On the opposite side, if mutation were not included, the algorithm would get stuck in local maxima. In other words, only chromosomes that were in the range of the first population could be seen in the any cycle's population.

* **Question #4: In your opinion, what can be done to enable the algorithm to find solutions faster?**  
In this particular instance, because the domain of $p(x)$ is $\mathbb{Z}$, for chromosome $ch=(g_0, g_1, \dots, g_d)$ we know the impact of $g_i$ is more than the impact of $g_{i-1}$ for $i=1,2,\dots,d$. Therefore, it could be a good idea to implement this factor in $Pr_{mutation}$ and also in the crossover function. For instance, if the the evaluation function is less than a particular number, then crossovering should happen from a gene with more impact.

* **Question #5: Despite all the effort, it is still possible for chromosomes to stay unchanged after some cycles. Why is it possible and what problems it will cause? What suggestions do you have to resolve this issue?**  
If the population is stuck in a local maximum and $Pr_{mutation}$ is not high enough to change the direction of the population very fast, the aforementioned circumstance will appear. The result of this incident is simply the fact that reaching the goal chromosome would *seem impossible*. Based on the reason mutation is defined in genetic algorithms, to resolve this issue, it is suggested to increase $Pr_{mutation}$ to a value that gives more chance to *exploration* of new chromosomes. Also, with bigger or more diverse sample size, the chance of getting into local maxima would decrease since their corresponding chromosomes would be fewer.

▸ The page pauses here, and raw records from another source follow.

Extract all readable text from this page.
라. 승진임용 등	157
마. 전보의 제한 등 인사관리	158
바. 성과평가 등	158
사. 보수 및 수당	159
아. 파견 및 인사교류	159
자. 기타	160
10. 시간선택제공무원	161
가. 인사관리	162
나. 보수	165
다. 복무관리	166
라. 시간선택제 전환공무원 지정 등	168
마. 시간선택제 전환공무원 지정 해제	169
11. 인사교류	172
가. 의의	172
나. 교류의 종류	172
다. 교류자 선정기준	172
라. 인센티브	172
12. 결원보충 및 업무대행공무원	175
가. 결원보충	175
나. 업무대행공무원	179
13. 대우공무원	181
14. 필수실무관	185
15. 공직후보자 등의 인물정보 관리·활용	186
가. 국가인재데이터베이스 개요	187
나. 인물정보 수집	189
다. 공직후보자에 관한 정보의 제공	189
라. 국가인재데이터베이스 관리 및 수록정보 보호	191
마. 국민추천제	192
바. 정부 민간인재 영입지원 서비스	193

* **Question #6: What do you suggest for algorithm finishing due to the assumption that the problem does not have a solution?**  
In my implementation, there exists a function called `is_absolute_solution_found`. One way to finish the algorithm in these cases by changing this function to being true when the evaluation is *good enough* rather than being the maximum value possible.  
Another approach is keeping a value that corresponds how much the population got changed during the last cycle. If this value converged on a number after some cycles, then the algorithm would terminate itself.

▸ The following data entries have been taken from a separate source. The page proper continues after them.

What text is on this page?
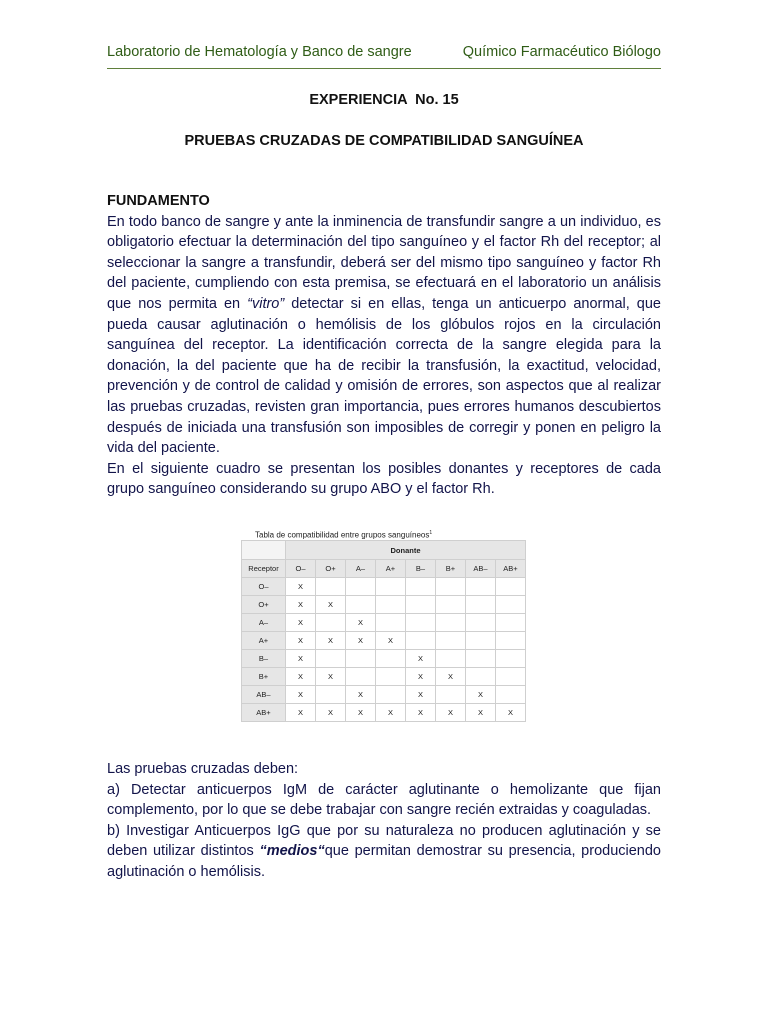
Laboratorio de Hematología y Banco de sangre	Químico Farmacéutico Biólogo
EXPERIENCIA  No. 15
PRUEBAS CRUZADAS DE COMPATIBILIDAD SANGUÍNEA
FUNDAMENTO
En todo banco de sangre y ante la inminencia de transfundir sangre a un individuo, es obligatorio efectuar la determinación del tipo sanguíneo y el factor Rh del receptor; al seleccionar la sangre a transfundir, deberá ser del mismo tipo sanguíneo y factor Rh del paciente, cumpliendo con esta premisa, se efectuará en el laboratorio un análisis que nos permita en “vitro” detectar si en ellas, tenga un anticuerpo anormal, que pueda causar aglutinación o hemólisis de los glóbulos rojos en la circulación sanguínea del receptor. La identificación correcta de la sangre elegida para la donación, la del paciente que ha de recibir la transfusión, la exactitud, velocidad, prevención y de control de calidad y omisión de errores, son aspectos que al realizar las pruebas cruzadas, revisten gran importancia, pues errores humanos descubiertos después de iniciada una transfusión son imposibles de corregir y ponen en peligro la vida del paciente.
En el siguiente cuadro se presentan los posibles donantes y receptores de cada grupo sanguíneo considerando su grupo ABO y el factor Rh.
Tabla de compatibilidad entre grupos sanguíneos$^1$
	Donante							
Receptor	O–	O+	A–	A+	B–	B+	AB–	AB+
O–	X							
O+	X	X						
A–	X		X					
A+	X	X	X	X				
B–	X				X			
B+	X	X			X	X		
AB–	X		X		X		X	
AB+	X	X	X	X	X	X	X	X
Las pruebas cruzadas deben:
a) Detectar anticuerpos IgM de carácter aglutinante o hemolizante que fijan complemento, por lo que se debe trabajar con sangre recién extraidas y coaguladas.
b) Investigar Anticuerpos IgG que por su naturaleza no producen aglutinación y se deben utilizar distintos “medios“que permitan demostrar su presencia, produciendo aglutinación o hemólisis.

* **Question #7: When the degree of the polynomial increases, how it affects time complexity?**  
As it was mentioned in Section 5, the time complexity of this algorithm is $O(N_{cycles}m(nd+m))$. Therefore, by the increase in $d$, the time complexity would increase linearly.

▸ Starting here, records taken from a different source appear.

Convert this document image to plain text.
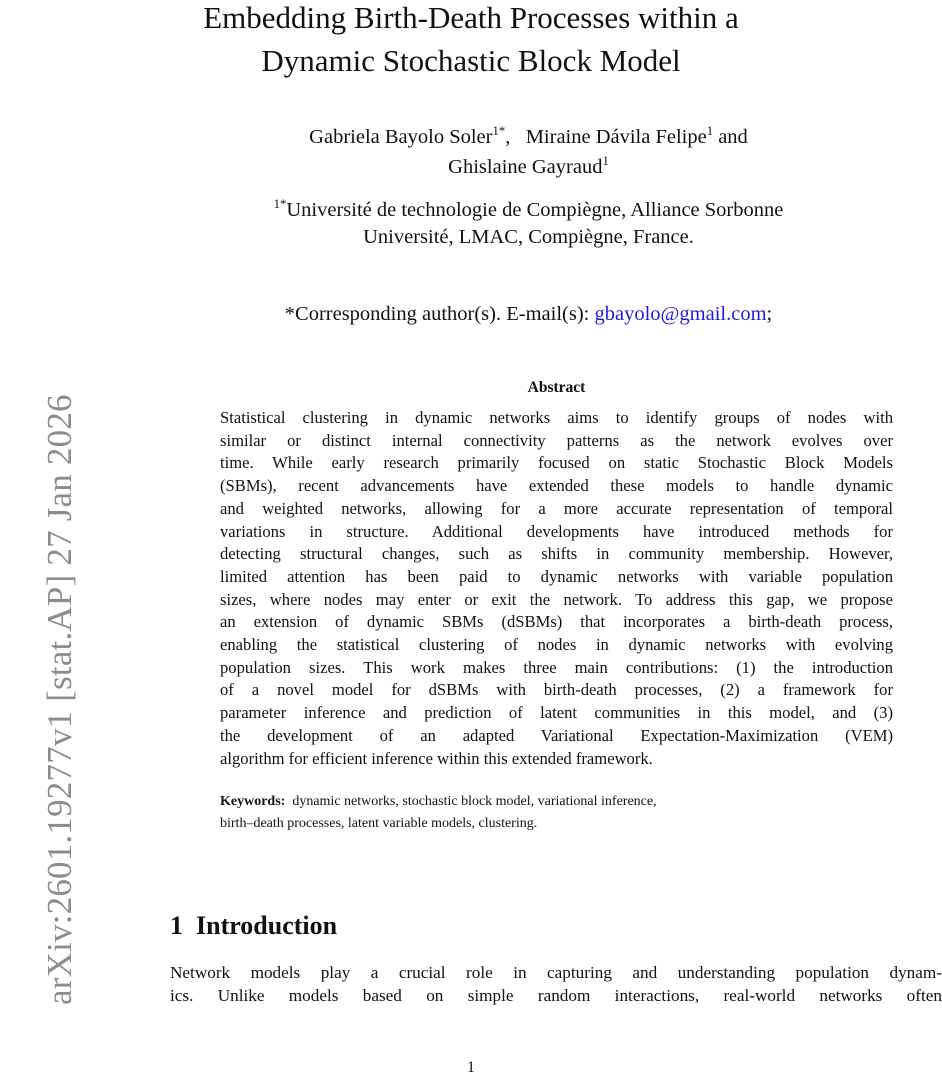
arXiv:2601.19277v1 [stat.AP] 27 Jan 2026
Embedding Birth-Death Processes within a
Dynamic Stochastic Block Model
Gabriela Bayolo Soler$^{1*}$,   Miraine Dávila Felipe$^1$ and
Ghislaine Gayraud$^1$
$^{1*}$Université de technologie de Compiègne, Alliance Sorbonne
Université, LMAC, Compiègne, France.
*Corresponding author(s). E-mail(s): gbayolo@gmail.com;
Abstract
Statistical clustering in dynamic networks aims to identify groups of nodes with
similar or distinct internal connectivity patterns as the network evolves over
time. While early research primarily focused on static Stochastic Block Models
(SBMs), recent advancements have extended these models to handle dynamic
and weighted networks, allowing for a more accurate representation of temporal
variations in structure. Additional developments have introduced methods for
detecting structural changes, such as shifts in community membership. However,
limited attention has been paid to dynamic networks with variable population
sizes, where nodes may enter or exit the network. To address this gap, we propose
an extension of dynamic SBMs (dSBMs) that incorporates a birth-death process,
enabling the statistical clustering of nodes in dynamic networks with evolving
population sizes. This work makes three main contributions: (1) the introduction
of a novel model for dSBMs with birth-death processes, (2) a framework for
parameter inference and prediction of latent communities in this model, and (3)
the development of an adapted Variational Expectation-Maximization (VEM)
algorithm for efficient inference within this extended framework.
Keywords: dynamic networks, stochastic block model, variational inference,
birth–death processes, latent variable models, clustering.
1 Introduction
Network models play a crucial role in capturing and understanding population dynam-
ics. Unlike models based on simple random interactions, real-world networks often
1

* **Question #8: In your opinion, how enlarging or reducing the size of sample can have impact on algorithm's execuation?**  
A large sample size would result in a more precise evaluation measure, which literally causes better evaluation of each chromosome. Also, a more precise evaluation measure, can belittle the chance that the algorithm gets stuck in a local maximum. However, the trade-off is by increasing the size of sample, the time complexity of `evaluation_function` will increase.

## Conclusion

Hitherto the class `GeneticAlgorithm` was designed to satisfy any problem that could be implemented as a genetic algorithm. Also, an instantiation of it was run to approximately solve *Curve Fitting Problem*. On this way, issues such as time and space complexity were discussed explicitly, alongside the answer to the eight questions attached to the assignment.  
Even though the goal of this assignment was probably just to give students an educational view to genetic algorithms, it did also provide a valuable package that could be used in the future.